Every once in a while the sound of my husband getting ready for work early in the morning will wake our daughter up. Usually, she'll ask him for a drink, or to quiet down and then she'll crawl back into bed and fall back asleep.
This morning, she woke up at 4:30 am and never went back to sleep.
I knew that this meant REALLY bad news later that afternoon when she came home from school. A Tired My Daughter is a GRUMPY My Daughter.
After I finished picking up all 3 kids from 3 different schools (hate! driving! so! much!) I decided to make a quick trip to Trader Joe's to get a few things for dinner (and also- pumpkin butter.) This wasn't very smart parenting. I knew my daughter had been up since 4:30 in the morning. I should have went straight home and put her down for a nap. But, I also knew that if I didn't go to buy groceries, we'd end up ordering a pizza or some other unhealthy food for dinner. So... to Trader Joe's we went.
By the time we got home, my daughter was physically and mentally exhausted.
My husband was home from work, so I asked him to take care of her so I could get back to work.
"Please, put her down for a short nap." I asked.
15 minutes later I hear crying from the kitchen.
"But, daddy! I want to make strawberry juice!"
"No, sweetie. You can't smash the strawberries to make strawberry juice. Mommy bought strawberry lemonade. Why don't you drink that?"
"BUT I WANT TO MAKE STRAWBERRY JUUUUUUUICE" she cried, as she ran down the hall towards my bedroom.
She walked up to me and started crying. "daddy won't let me smash the strawberries to make strawberry juuuuice."
I was annoyed.
Annoyed that my husband had not put her down for a nap. Annoyed that my daughter was whining over SMASHING STRAWBERRIES. Annoyed that no one seemed to care that I was working.
I took her by the hand (ANNOYED!) walked her over to my husband (ANNOYED!) and asked him to kindly PUT HER DOWN FOR A NAP BECAUSE SHE IS SO TIRED AND I HAVE TO WORK AND PLEASE DO IT NOW. (ANNOYED!)
Oh, The Drama!
She started crying and saying mean things like "I don't like your face, Daddy!" Completely out of character, for her. She adores her daddy and never talks to him like that.
"You don't talk to your father that way!" He snapped back at her.
"But I don't like you with your glasses! They're ugly!" She cried.
I knew that the things she was saying were completely out of line and unacceptable, he had every right to be upset.
I also knew how exhausted she was.
I got up to intervene.
I pulled my husband aside.
"Be gentle with her." I said. "She's very tired."
He seemed confused. Did I not just hear the way she was talking to him? Did I not think it was inappropriate?
"I know what she was saying wasn't okay. But I also know she woke up at 4:30 this morning and is a complete mess emotionally. She's exhausted."
He couldn't wrap his mind around what I was saying. In his mind, her behavior was unacceptable and he had every right to scold her.
He picked her up, put her in her bed and walked out.
A few minutes later, I heard angrily flipping around in her bed.
I didn't like what I heard. She WAS being bratty. What she was doing wasn't okay. I could have been upset with her. I knew I needed to go into her room and deal with her. But I wasn't quite sure how I would handle the situation.
I took a deep breath.
I walked into her bedroom.
I laid next to her on her bed. Instead of scolding her, I wrapped my arms tightly around her tired little body. She fought it at first. But then, she melted into my arms and broke down.

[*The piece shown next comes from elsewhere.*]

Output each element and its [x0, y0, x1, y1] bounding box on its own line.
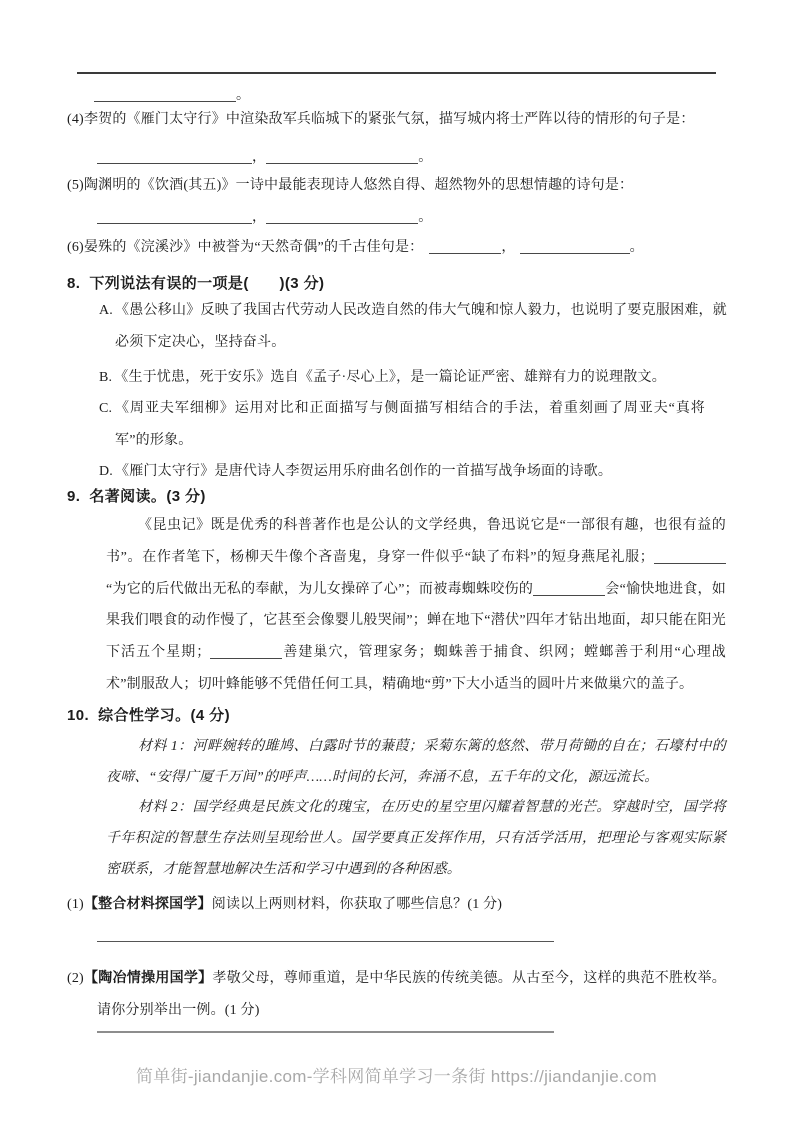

"I know, sweetie. You're so tired. You don't feel good. It's okay, mama. Just close your eyes."
She wept softly into my chest as I ran my fingers through her shiny, long hair.
Within 5 minutes, she was asleep.
I could have went into her room when I heard her flipping about angrily in her bed and shouted at her to "STOP THAT RIGHT NOW!" But I chose to go with a loving embrace instead. Because, as unhappy as I was with the way she was acting, I knew that was what she needed.
Today I learned that sometimes when our children push us away the hardest is when they need our gentle, loving arms to hold them close to us the most.







This made me all sniffly. You are so right. SO. VERY. RIGHT.
*hugs*
Nice job Mama.
P.S. Did your husband read this post and did it help him understand?